TATP has been used for decades by Palestinian terrorists who refer to it as the 'mother of Satan' because of its instability which has led to the deaths of dozens of bomb makers.

The main concern among military and Garda experts arises from the danger caused by the manufacture of this explosive. Bomb-makers from Palestine frequently blew themselves up, on occasions killing people in adjoining houses. The explosive is also poisonous. The concern is that if some inexperienced bomb-maker here tried to make a bomb he could not only kill himself but take several other innocent neighbours with him.

British military and police experts anticipate the attacks in London, Madrid and the United States are only the opening shots in a jihad or holy way against the west. Much of the growth in terrorism being imported into Western countries is being stimulated by events in Iraq.

Major advances have been made by terror groups in developing improvised explosive devices in Iraq which has seen almost 2,000 such bomb attacks this year alone.

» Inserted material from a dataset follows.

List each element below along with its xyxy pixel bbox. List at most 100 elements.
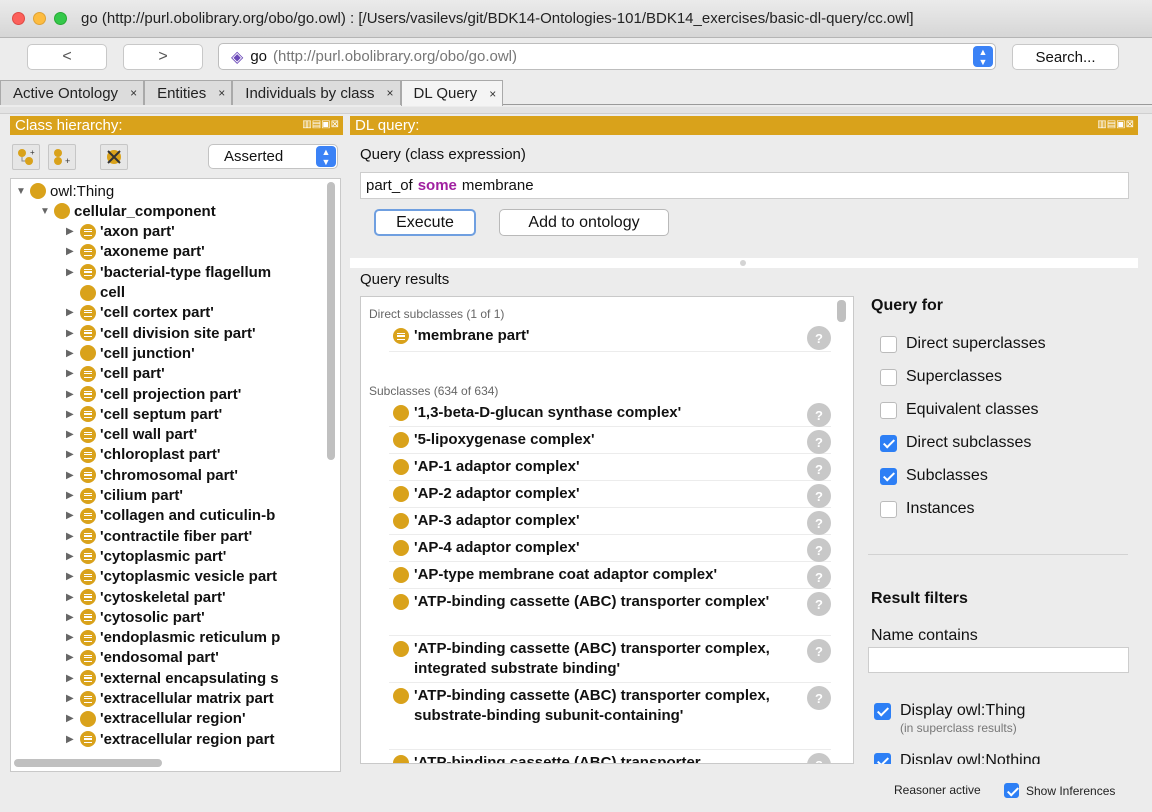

The Iraqi terror groups have already surpassed the Provisional IRA in technical sophistication and have revised and refined suicide-bombing techniques. A reasonable percentage of suicide bombers back out at the last minute and fail to detonate their devices so the Iraqis have begun hiding remote-control detonators in the devices. If the bomber then fails to blow himself up, it is done by a second person monitoring his movements.

Due to this development, the official terminology for suicide bomber is now 'person-borne improvised explosive devices' or PBIEDs. Experts in London are working this week to find out whether or not the fourth bomber, who had come up from the Underground and was seen working at his rucksack on board the Number 30 bus was trying to defuse the device and that someone else detonated it by remote control.